|
Но рана неглубокая. Днем сделаем перевязку.
Я поставил чашки в раковину, выключил плиту, и на лифте мы спустились в вестибюль.
– Я вижу, лифт идет в подвал, – заметил Падильо. – Что там?
– Гараж.
– Со служителем?
– Нет, машину ставишь сам.
– Наверное, они пришли и ушли этим путем. С Фредль.
– Вероятно, да.
– Какая у тебя машина? Что-нибудь модное?
– "Стингрей". Фредль, из патриотических чувств, остановилась на «фольксвагене».
– Вообще-то автомобиль тебе нужен?
– Нет. Но в Америке принято иметь машину.
– А как ты добираешься до работы?
– Пешком.
– Далеко ли отсюда до «Мэйфлауэр»?
– Минут десять-пятнадцать прогулочным шагом, но, учитывая твой бок, мы возьмем такси.
Мы остановили машину и проползли шесть кварталов до «Мэйфлауэр» под ворчание водителя, честящего едущих на работу государственных служащих, автомобили которых запрудили улицу.
– Из-за этих мерзавцев я опоздаю на работу, – закончил он гневную тираду, затормозив у отеля.
– А где вы работаете? – поинтересовался я.
– В министерстве сельского хозяйства.
И, получив деньги, рванул с места, воспользовавшись разрывом в транспортном потоке.
Я представил Падильо заместителю управляющего отеля, не извинившись за его мятую одежду и трехдневную щетину, резонно рассудив, что мы без труда найдем другой отель, если их оскорбит появление в вестибюле бродяги. Но помощник управляющего ничем не выразил не только неудовольствия, но даже удивления и радушно приветствовал Падильо. Я попросил прислать нам завтрак на двоих, мы прошли в кабину лифта и поднялись наверх.
Я снял Падильо двухкомнатный «люкс». Первым делом он открыл стенной шкаф. Там висели несколько костюмов, два пиджака, три пары брюк, свитер и легкое пальто.
– Она выбрала мои любимые, – прокомментировал он вкус Фредль.
– Рубашки, носки и все остальное в ящиках.

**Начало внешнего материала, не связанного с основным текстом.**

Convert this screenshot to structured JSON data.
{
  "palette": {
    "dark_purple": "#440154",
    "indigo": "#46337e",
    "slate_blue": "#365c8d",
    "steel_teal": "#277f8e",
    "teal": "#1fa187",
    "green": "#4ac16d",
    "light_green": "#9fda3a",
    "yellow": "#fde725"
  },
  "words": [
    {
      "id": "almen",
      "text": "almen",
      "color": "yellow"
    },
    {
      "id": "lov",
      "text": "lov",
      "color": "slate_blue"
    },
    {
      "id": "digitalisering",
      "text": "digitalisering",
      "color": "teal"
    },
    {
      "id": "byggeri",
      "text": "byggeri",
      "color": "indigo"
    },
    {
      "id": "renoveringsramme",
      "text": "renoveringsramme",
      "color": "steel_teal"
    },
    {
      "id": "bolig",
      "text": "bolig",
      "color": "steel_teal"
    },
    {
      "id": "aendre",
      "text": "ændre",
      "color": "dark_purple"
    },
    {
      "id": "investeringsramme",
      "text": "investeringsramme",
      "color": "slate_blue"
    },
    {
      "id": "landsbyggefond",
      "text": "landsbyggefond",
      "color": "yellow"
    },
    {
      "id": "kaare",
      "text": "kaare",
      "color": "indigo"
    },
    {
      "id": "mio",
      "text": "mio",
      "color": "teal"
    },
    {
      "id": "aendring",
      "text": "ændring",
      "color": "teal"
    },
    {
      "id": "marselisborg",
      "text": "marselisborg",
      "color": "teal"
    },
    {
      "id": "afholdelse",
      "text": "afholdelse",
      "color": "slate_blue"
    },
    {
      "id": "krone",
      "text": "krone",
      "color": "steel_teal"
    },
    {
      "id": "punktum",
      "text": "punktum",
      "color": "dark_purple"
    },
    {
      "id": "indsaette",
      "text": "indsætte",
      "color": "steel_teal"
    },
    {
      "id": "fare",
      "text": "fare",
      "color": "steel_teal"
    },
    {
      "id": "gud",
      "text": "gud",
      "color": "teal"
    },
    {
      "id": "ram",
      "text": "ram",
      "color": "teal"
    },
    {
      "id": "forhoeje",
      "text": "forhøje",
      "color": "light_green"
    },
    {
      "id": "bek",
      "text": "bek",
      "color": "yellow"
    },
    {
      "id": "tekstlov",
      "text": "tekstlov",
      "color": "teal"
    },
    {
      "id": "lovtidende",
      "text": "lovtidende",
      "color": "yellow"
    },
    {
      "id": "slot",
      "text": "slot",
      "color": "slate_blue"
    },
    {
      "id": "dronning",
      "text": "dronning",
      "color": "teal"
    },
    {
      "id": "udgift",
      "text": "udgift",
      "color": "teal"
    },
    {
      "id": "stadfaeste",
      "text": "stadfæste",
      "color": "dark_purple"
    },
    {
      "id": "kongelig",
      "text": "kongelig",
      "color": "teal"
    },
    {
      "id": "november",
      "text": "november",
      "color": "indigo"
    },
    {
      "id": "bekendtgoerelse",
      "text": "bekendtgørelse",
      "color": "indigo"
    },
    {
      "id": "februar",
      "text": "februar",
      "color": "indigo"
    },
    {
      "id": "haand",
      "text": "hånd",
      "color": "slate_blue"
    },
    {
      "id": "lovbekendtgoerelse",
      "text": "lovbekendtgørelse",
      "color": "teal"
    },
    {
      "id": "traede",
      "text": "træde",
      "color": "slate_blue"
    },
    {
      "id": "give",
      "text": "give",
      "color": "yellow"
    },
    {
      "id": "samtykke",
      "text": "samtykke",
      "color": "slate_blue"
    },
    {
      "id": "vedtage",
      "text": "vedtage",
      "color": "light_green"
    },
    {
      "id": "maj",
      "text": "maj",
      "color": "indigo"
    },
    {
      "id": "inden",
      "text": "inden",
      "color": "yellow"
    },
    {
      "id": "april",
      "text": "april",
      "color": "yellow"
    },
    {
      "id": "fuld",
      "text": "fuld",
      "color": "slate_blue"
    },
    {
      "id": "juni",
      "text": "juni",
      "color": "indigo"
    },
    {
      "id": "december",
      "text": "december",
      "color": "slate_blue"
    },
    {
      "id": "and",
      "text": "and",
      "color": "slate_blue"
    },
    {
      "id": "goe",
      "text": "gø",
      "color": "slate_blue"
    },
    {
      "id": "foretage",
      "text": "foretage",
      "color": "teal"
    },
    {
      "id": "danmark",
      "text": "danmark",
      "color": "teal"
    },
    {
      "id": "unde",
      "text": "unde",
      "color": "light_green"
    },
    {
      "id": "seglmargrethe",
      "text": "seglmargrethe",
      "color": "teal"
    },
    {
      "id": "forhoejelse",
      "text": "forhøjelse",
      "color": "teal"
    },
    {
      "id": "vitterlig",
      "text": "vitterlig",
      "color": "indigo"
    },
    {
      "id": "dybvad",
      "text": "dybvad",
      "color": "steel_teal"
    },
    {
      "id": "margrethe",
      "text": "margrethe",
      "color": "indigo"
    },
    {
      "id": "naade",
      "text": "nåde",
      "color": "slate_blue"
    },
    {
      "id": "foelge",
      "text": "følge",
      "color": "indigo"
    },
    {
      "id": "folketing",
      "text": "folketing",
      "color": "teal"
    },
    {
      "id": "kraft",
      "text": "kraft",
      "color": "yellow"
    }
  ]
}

Там же и бритвенные принадлежности.
Он нашел все необходимое и скрылся в ванной. В гостиную вернулся в белой рубашке с черным галстуком, однобортном сером костюме и черных туфлях.
– С таким загаром обычно приезжают из Майами, – отметил я.
– Я поначалу оставил усы, но потом решил, что это перебор.
– Наши юные матроны будут от тебя в восторге.
Падильо оглядел гостиную. Ничего особенного. Диван, кофейный столик, три кресла, телевизор, письменный стол, накрытый стеклом, два-три стула, лампы, ковер на полу, деревенские пейзажи по стенам. Я также насчитал восемь пепельниц.
– Дома, – вырвалось у него.
– Когда ты уехал?
– Более десяти лет тому назад.
– И тебя пырнули ножом, едва ты сошел с корабля.
– Только тогда я и понял, что действительно вернулся домой.
В дверь постучали, и я не преминул сказать Падильо, что службы отеля работают как часы. Он открыл дверь, но на пороге возник отнюдь не официант со столиком на колесах, а двое дружелюбного вида мужчин. Один даже улыбнулся и спросил, может ли он поговорить с мистером Падильо.
– Я – мистер Падильо.
– Я – Чарльз Уинрайтер, а это – Ли Айкер, – говоривший возвышался на голову над своим спутником. – Мы из Федерального бюро расследований, – оба они извлекли из карманов бумажники с удостоверениями и протянули их Падильо, точно следуя должностной инструкции.